# Purchasing on-line golf products???



## Lady Golf Pro (Apr 22, 2012)

How many of you buy golf products on-line? Are there any specific products you wouldn't buy on-line?


----------



## 373 (Jun 9, 2006)

The question of buying online is not so much a question of what, but where. 

If you buy from recognized dealers, the products you get will be genuine, but if you see prices that are extremely low while the well known companies are still selling it for a lot more, it has to be a fake. Unfortunately, some of the sellers of counterfeit clubs are simply selling their fakes at prices very close, but slightly under, the prices the legitimate dealers are selling them for.
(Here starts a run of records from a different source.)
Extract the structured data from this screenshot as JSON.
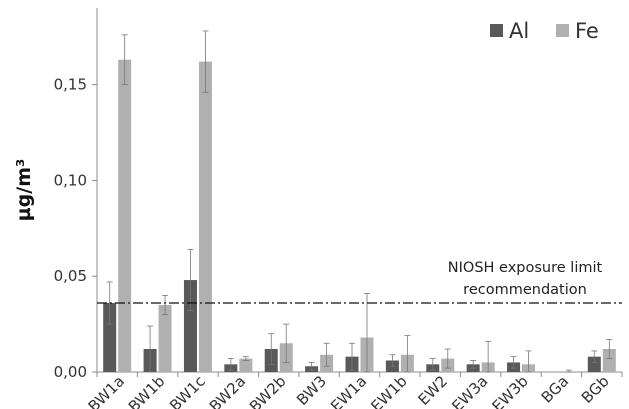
{
  "chart_data": {
    "type": "bar",
    "title": "",
    "xlabel": "",
    "ylabel": "µg/m³",
    "ylim": [
      0,
      0.19
    ],
    "yticks": [
      0.0,
      0.05,
      0.1,
      0.15
    ],
    "ytick_labels": [
      "0,00",
      "0,05",
      "0,10",
      "0,15"
    ],
    "categories": [
      "BW1a",
      "BW1b",
      "BW1c",
      "BW2a",
      "BW2b",
      "BW3",
      "EW1a",
      "EW1b",
      "EW2",
      "EW3a",
      "EW3b",
      "BGa",
      "BGb"
    ],
    "series": [
      {
        "name": "Al",
        "color": "#595959",
        "values": [
          0.036,
          0.012,
          0.048,
          0.004,
          0.012,
          0.003,
          0.008,
          0.006,
          0.004,
          0.004,
          0.005,
          0.0,
          0.008
        ],
        "errors": [
          0.011,
          0.012,
          0.016,
          0.003,
          0.008,
          0.002,
          0.007,
          0.003,
          0.003,
          0.002,
          0.003,
          0.0,
          0.003
        ]
      },
      {
        "name": "Fe",
        "color": "#b0b0b0",
        "values": [
          0.163,
          0.035,
          0.162,
          0.007,
          0.015,
          0.009,
          0.018,
          0.009,
          0.007,
          0.005,
          0.004,
          0.0,
          0.012
        ],
        "errors": [
          0.013,
          0.005,
          0.016,
          0.001,
          0.01,
          0.006,
          0.023,
          0.01,
          0.005,
          0.011,
          0.007,
          0.001,
          0.005
        ]
      }
    ],
    "reference_line": {
      "value": 0.036,
      "label_line1": "NIOSH exposure limit",
      "label_line2": "recommendation",
      "style": "dash-dot"
    },
    "legend": {
      "position": "top-right"
    },
    "grid": false
  }
}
It makes it harder to know who is dealing fakes. The best thing to do is, call the manufacturer's head office and simply ask is the company is a licensed dealer for their brand. If not, stay away.

As far as specific items I'm hesitant to buy online, it's mostly clothes. For example, I wear an XXL or XXXL shirt depending whether the brand runs large or small, so I hesitate to buy anything without a reasonable return policy.


----------



## broken tee (Jan 13, 2008)

Just to attach on to Dennis. Seldom due I buy online, so my purchases are based on research as to where to buy for the best price and a specific product.


----------



## Rezsdg4fsa (Aug 9, 2012)

lol

Thanks for your post.


----------



## broken tee (Jan 13, 2008)

huuummmm! I need to go back to school,


----------



## 373 (Jun 9, 2006)

Back to school?

The one thing I always buy online are golf shoes. In the first place, nobody stocks a size 14 shoe that I need. Secondly, I know Footjoys fit me and run very consistently through their different lines, so I have a lot of confidence ordering them over the web.


----------